The latecomer had never been in this place before, but he’d been reading about it very recently. He kept his coat collar turned up and drew the peak of the baseball cap lower down over his face. He walked quickly, a little stiffly, turning right, left, right again. Here, away from the public areas, the walls were plain and some parts still looked unfinished since the last restoration. He passed some stage assistants carrying a wooden prop that looked like part of a stone battlement, performers in costume, looking nervous and checking sheets of music notation. There was activity and bustle around him-everyone too distracted and psyched up about the show to notice him. He avoided eye contact and pushed on. He could hear the sound of the orchestra, muted and damped in the background.

Suddenly he was backstage and the music was much louder. It was hectic here in the crowded wings, people everywhere, a million things going on at once to keep the huge show rolling. A stage director was hissing orders in Italian at some flustered-looking crew members. Everyone was tense, and high on adrenaline.

Too many people. This wasn’t a good place to be. He walked on quickly and pushed through another door and followed the red carpet. This looked more like what he was looking for. Decorative plants in tall porcelain vases lined the walls on both sides with doors between them. At the end of the corridor, a good-looking woman in a long yellow dress was talking to two men. He slipped into a room with a sink in one corner and some mops and buckets in another. He pulled the door to, and through the crack he watched the people leave.

He stepped out of the cleaner’s room.

‘What are you doing here?’ said a voice.

The man turned round slowly. The usher was a good few inches shorter than him. The man looked down at him and said nothing. He kept his face low, so that the visor of the cap covered a lot of it.

‘This area is for stage personnel and performers only,’ the usher said. ‘You’ll have to leave.’

The man didn’t understand the quick-fire Italian, but he got the message. He raised his head a little. The usher’s eyes opened wider. He couldn’t help himself. Most people had that same look of revulsion when they saw his face. That was why he wore the cap.

The usher was standing there gaping at him. The man laid a hand on his shoulder. ‘Let me explain something to you,’ he said in English. He moved him out of the middle of the corridor to where it was a little shadier, near to the door of the cleaner’s room.

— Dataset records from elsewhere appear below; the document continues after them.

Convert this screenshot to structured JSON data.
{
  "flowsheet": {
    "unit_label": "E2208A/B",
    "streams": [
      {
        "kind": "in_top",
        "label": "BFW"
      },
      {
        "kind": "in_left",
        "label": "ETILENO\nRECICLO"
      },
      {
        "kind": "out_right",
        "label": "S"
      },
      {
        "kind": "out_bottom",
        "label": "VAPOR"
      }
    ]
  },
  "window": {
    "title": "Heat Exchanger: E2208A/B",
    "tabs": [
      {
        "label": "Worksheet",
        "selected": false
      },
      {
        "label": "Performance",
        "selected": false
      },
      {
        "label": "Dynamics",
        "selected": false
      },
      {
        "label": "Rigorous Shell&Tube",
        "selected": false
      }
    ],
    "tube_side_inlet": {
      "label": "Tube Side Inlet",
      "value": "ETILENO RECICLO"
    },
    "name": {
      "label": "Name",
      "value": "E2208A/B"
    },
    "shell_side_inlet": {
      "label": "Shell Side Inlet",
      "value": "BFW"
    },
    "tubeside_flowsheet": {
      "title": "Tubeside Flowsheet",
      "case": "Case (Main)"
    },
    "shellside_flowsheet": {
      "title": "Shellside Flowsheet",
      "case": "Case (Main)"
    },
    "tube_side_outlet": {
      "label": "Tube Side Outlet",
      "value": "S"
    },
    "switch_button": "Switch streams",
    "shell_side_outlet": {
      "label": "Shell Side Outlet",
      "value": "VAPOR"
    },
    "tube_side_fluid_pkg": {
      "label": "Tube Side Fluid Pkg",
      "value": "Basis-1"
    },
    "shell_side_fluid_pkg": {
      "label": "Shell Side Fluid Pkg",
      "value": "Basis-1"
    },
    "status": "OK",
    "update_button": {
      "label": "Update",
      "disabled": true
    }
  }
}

He killed him quickly and quietly. It was easily done and there was no blood. He propped the body against the inside wall of the cleaner’s room and snicked the door shut. He turned the key, slid it out of the keyhole and dropped it into a plant pot.

He walked on until he found the door he was looking for. It had her name on it. He slipped to one side. He took a phone from his pocket, pressed a preset number and spoke quietly to the person on the other end. Then he waited.